Re: scsi_track_queue_full function - static values ?

Doug Ledford <dledford@xxxxxxxxxx> · Fri, 10 Mar 2006 13:20:32 -0500

On Fri, Mar 10, 2006 at 04:40:27PM +0000, Christoph Hellwig wrote:
> On Tue, Mar 07, 2006 at 02:32:44PM +0100, Frederic TEMPORELLI wrote:
> > I was looking at the scsi_track_queue_full (driver/scsi/scsi.c) function.
> > 
> > Can someone tell me how have been defined all the static values in this 
> > function ?

Painful experience is how they were defined.  That said, I'll explain said
experience.

> > - we may have (max) 16 (>>4) jiffies between calls (else there's no need to 
> > call this function...),

QUEUE_FULLs happen in bunches.  When you have 10 commands waiting to go to a
drive, and you fill its queue, depending on the driver you will either block
the remaining 9 commands or all 10 commands will end up getting sent back to
back and all 10 will QUEUE_FULL out.  You want these mass QUEUE_FULL events
to be treated as a single QUEUE_FULL for the purpose of tracking the
device's queue depth.  In addition, you want to know the depth the device
was at, not how many commands the mid layer has created.  Only the driver
can now that since different drivers queue things differently internally,
there may be commands that are paused and not yet sent to the device but are
present on the card, etc.  Only the driver can know how many commands are
*truly* outstanding, and even then it can only really know when it has
confirmed that all currently outstanding commands besides the one it is
currently processing have been accepted by the device and not returned with
QUEUE_FULL as well.

> > - queue_full_depth_count should be > 10 (else queue depth still not 
> > changed),

There are three distinct scenarios resulting in QUEUE_FULL issues:

1)  A fixed command depth on a device.  This is the same each and every
time.

2) A variable command depth on a device (Quantum Atlas II/III drives with
write behind caching are really bad here).

3) Multi-initiator mixed with both of the above where the depth that we see
may not be the depth the device sees due to other SCSI hosts also sending
commands.

In order to avoid artificially throttling drives for momentary issues versus
fixed issues, track the queue depth count of the last queue full and if it
is the same repeatedly, then assume it's a fixed depth.  With the Quantum
drives previously mentioned, they have a fixed depth of 64, but will reduce
that as needed when too many write commands have been cached.  The heuristic
in that code will take a while (usually within a few minutes of starting
heavy load) to get the 64 hard limit on those drives, but it eventually
succeeds.

> > - if lun queue depth < 8, lun queue depth is set with cmd_per_lun
> > (what's happen if cmd_per_lun > 8 ???)

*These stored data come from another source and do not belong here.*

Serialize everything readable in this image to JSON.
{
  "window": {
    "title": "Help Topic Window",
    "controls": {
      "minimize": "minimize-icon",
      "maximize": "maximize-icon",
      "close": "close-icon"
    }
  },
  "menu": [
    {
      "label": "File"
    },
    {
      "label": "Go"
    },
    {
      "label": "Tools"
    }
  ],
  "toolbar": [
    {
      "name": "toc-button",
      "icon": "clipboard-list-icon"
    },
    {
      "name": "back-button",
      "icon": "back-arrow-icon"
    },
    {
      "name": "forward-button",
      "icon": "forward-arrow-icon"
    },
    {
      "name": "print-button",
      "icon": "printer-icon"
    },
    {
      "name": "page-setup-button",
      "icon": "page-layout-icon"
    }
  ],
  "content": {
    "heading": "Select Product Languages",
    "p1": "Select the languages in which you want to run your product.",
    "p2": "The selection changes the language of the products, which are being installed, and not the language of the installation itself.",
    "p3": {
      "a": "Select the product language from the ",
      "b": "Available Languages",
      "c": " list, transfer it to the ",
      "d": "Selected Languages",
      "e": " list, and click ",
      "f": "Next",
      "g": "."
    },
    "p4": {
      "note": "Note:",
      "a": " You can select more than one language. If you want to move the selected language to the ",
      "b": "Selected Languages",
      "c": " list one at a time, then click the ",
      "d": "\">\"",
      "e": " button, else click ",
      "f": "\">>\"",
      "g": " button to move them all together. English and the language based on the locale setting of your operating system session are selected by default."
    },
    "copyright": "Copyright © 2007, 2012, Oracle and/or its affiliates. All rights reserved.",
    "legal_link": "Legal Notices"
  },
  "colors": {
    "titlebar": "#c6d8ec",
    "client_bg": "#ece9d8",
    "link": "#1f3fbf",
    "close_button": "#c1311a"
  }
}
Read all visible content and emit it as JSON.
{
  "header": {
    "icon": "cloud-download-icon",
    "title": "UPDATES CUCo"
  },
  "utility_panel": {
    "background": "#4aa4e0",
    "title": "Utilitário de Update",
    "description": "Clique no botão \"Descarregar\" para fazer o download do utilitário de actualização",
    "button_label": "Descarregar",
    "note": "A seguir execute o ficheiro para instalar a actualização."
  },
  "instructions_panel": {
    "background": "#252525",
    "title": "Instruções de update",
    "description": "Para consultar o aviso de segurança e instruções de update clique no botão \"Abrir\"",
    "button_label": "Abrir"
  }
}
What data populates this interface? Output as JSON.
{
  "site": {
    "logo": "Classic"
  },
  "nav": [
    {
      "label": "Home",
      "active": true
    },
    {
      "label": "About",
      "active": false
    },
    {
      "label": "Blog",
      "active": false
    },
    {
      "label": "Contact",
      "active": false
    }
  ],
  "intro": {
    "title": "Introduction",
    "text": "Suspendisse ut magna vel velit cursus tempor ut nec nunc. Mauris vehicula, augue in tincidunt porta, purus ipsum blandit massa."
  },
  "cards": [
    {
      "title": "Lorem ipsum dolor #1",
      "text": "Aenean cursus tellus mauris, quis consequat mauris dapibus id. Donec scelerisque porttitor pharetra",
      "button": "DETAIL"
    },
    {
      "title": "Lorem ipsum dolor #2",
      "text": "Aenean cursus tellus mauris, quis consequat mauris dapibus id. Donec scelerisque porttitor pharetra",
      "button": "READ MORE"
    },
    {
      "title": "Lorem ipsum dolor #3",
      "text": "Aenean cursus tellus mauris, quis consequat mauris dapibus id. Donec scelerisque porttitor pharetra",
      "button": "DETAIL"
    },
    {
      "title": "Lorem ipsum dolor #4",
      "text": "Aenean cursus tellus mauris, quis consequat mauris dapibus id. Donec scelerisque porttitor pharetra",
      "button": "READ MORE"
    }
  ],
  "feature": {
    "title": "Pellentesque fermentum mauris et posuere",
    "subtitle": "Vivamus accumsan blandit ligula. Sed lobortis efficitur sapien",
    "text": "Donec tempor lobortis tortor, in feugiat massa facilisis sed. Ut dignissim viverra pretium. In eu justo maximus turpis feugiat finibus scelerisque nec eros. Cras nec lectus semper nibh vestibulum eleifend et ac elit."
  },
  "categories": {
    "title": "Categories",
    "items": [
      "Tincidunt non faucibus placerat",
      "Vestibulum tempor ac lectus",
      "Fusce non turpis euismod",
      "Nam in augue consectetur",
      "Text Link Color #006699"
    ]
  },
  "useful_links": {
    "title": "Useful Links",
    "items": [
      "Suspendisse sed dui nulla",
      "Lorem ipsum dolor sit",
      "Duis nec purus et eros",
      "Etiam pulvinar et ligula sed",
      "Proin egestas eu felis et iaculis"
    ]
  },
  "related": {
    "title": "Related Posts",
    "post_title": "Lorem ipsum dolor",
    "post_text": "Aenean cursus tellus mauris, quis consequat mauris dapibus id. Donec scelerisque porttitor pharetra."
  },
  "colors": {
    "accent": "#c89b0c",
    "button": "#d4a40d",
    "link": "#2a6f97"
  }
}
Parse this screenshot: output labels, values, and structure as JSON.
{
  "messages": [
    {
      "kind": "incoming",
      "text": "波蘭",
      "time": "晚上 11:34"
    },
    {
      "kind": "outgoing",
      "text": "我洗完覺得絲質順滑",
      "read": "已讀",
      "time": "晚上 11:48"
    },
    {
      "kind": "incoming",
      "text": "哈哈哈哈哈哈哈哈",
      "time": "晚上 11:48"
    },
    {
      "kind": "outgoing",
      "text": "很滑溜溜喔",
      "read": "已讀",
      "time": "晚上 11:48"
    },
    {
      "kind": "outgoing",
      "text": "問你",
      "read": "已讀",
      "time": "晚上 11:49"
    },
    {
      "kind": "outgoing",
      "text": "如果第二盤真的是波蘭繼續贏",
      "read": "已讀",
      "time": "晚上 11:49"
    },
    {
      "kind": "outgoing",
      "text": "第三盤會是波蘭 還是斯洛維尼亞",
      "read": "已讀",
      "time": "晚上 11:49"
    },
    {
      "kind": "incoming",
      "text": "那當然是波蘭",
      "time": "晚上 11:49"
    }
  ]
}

cmd_per_lun is (was?) defined as the driver's allowable queue depth on
untagged devices.  Since all untagged devices can never have more than 1
command outstanding at a time, any driver that sets cmd_per_lun > 1 must, by
definition, be able to do it's own internal queueing and respect the limit
of 1 command at a time on untagged devices.  In addition, we are clearing
the tagged operation bit for the device when we set it to cmd_per_lun.  This
is based on more experience, specifically that I have, in all my testing of
some really *crappy* scsi drives, never found a single drive that both A)
supported tagged queueing and B) had a hard limit of less than 8 (although a
few models, Quantum Fireballs in particular, did have a limit of 8, even
that was a rarity and most drives were either 32 or 64 or higher).  So, if
we ever get a drive that tells us a limit of less than 8 repeatedly, we
either have a bogus firmware that's horked, or we have a heavily
multi-initiator environment with starvation issues.  So, be on the safe side
and go untagged in case it's the firmware problem.

> > 
> > May someone add some #define for these values ?
> > Is it a way to use 'auto-adapted' values ?
> 
> I think Doug Ledford wrote that code, I've added him to the cc list
> as he's probably the best one to answer your question.
> 
> While we're at it, it would be nice if more drivers used this functionality..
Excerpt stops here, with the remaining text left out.